12En 1984, le colloque de Valleraugue dans le Gard avait été un grand moment de retrouvailles entre hôtes et logeurs. Je me souviens cependant des réflexions de mes voisins qui ne comprenaient pas pourquoi les juifs ne mangeaient pas de porc au cours des repas. Nos hôtes voulaient volontiers discuter mais le monde juif pour beaucoup d’entre eux se révélait être terra incognita. Des hôtes sauveurs : ils n’en avaient plus entendu parler ou plutôt plus « voulu » en entendre parler. Étrangement, malgré la ferveur et l’émotion qui régnaient durant ces journées, je ne parvenais pas à y adhérer totalement. Je restais à distance. Une méfiance non dite subsistait. Mais je n’arrivais à en déceler l’origine.
Retour à Vialas 25 ans plus tard
13Dans les années 1955, j’ai vécu mon enfance et mon adolescence dans la ville de Nîmes. Mes amies de classe étaient en majorité protestantes. Des proches faisaient partie des éclaireurs unionistes ou des éclaireurs de France mais ne se retrouvaient pas chez les scouts de France, les catholiques. Il était mieux vu chez les jeunes juifs et plus sélect aussi d’intégrer les éclaireurs unionistes qui avaient d’ailleurs accueilli les éclaireurs israélites pendant la guerre [6]. Les familles juives et protestantes se fréquentaient. Pourtant, peu de mariages se nouaient entre eux. Faisaient exception les alliances conclues entre habitants et réfugiés cévenols, ou plus tard celles de proches qui avaient épousé un fils de pasteur ou une amie d’enfance protestante, réfugiée à Nîmes.
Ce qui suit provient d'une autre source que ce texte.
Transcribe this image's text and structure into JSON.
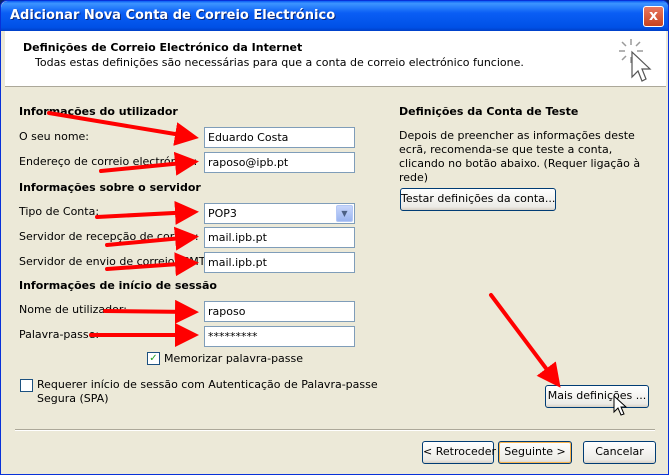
{
  "window": {
    "title": "Adicionar Nova Conta de Correio Electrónico",
    "close_glyph": "x"
  },
  "header": {
    "title": "Definições de Correio Electrónico da Internet",
    "subtitle": "Todas estas definições são necessárias para que a conta de correio electrónico funcione."
  },
  "user_info": {
    "heading": "Informações do utilizador",
    "name_label": "O seu nome:",
    "name_value": "Eduardo Costa",
    "email_label": "Endereço de correio electrónico:",
    "email_value": "raposo@ipb.pt"
  },
  "server_info": {
    "heading": "Informações sobre o servidor",
    "account_type_label": "Tipo de Conta:",
    "account_type_value": "POP3",
    "incoming_label": "Servidor de recepção de correio:",
    "incoming_value": "mail.ipb.pt",
    "outgoing_label": "Servidor de envio de correio (SMTP):",
    "outgoing_value": "mail.ipb.pt"
  },
  "logon_info": {
    "heading": "Informações de início de sessão",
    "username_label": "Nome de utilizador:",
    "username_value": "raposo",
    "password_label": "Palavra-passe:",
    "password_value": "*********",
    "remember_label": "Memorizar palavra-passe",
    "remember_checked": true,
    "spa_label_line1": "Requerer início de sessão com Autenticação de Palavra-passe",
    "spa_label_line2": "Segura (SPA)",
    "spa_checked": false
  },
  "test_settings": {
    "heading": "Definições da Conta de Teste",
    "description": "Depois de preencher as informações deste ecrã, recomenda-se que teste a conta, clicando no botão abaixo. (Requer ligação à rede)",
    "test_button": "Testar definições da conta..."
  },
  "buttons": {
    "more_settings": "Mais definições ...",
    "back": "< Retroceder",
    "next": "Seguinte >",
    "cancel": "Cancelar"
  },
  "colors": {
    "annotation_arrow": "#ff0000",
    "title_bar": "#0a5ef5",
    "dialog_bg": "#ece9d8"
  }
}
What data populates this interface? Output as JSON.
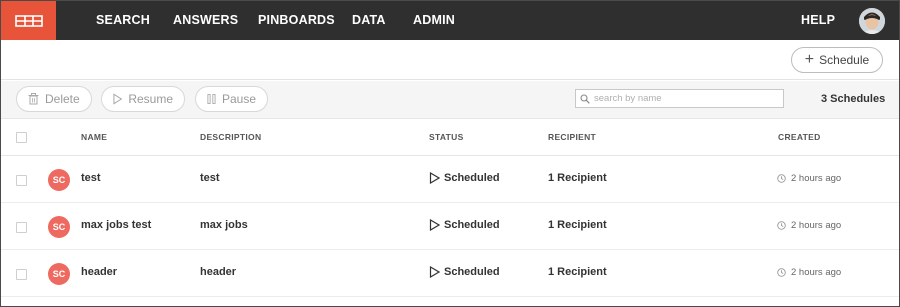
{
  "nav": {
    "items": [
      "SEARCH",
      "ANSWERS",
      "PINBOARDS",
      "DATA",
      "ADMIN"
    ],
    "help": "HELP"
  },
  "colors": {
    "brand": "#e8543a",
    "nav_bg": "#2f2f2f",
    "badge": "#ee6a60"
  },
  "actions": {
    "schedule_label": "Schedule"
  },
  "toolbar": {
    "delete_label": "Delete",
    "resume_label": "Resume",
    "pause_label": "Pause",
    "search_placeholder": "search by name",
    "count": "3 Schedules"
  },
  "table": {
    "headers": [
      "NAME",
      "DESCRIPTION",
      "STATUS",
      "RECIPIENT",
      "CREATED"
    ],
    "rows": [
      {
        "initials": "SC",
        "name": "test",
        "description": "test",
        "status": "Scheduled",
        "recipient": "1 Recipient",
        "created": "2 hours ago"
      },
      {
        "initials": "SC",
        "name": "max jobs test",
        "description": "max jobs",
        "status": "Scheduled",
        "recipient": "1 Recipient",
        "created": "2 hours ago"
      },
      {
        "initials": "SC",
        "name": "header",
        "description": "header",
        "status": "Scheduled",
        "recipient": "1 Recipient",
        "created": "2 hours ago"
      }
    ]
  }
}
Si parmi les israélites et les protestants, des connivences religieuses et sociales existaient pourtant, je mesurais aussi le fossé qui nous séparait. J’assistais adolescente aux amitiés judéo-chrétiennes que j’appelais volontiers les « hostilités judéo-chrétiennes ». Je me souvenais qu’elles tournaient souvent au pugilat autour de la question de la légitimité de Jésus, fils de Dieu, du messie et du prosélytisme.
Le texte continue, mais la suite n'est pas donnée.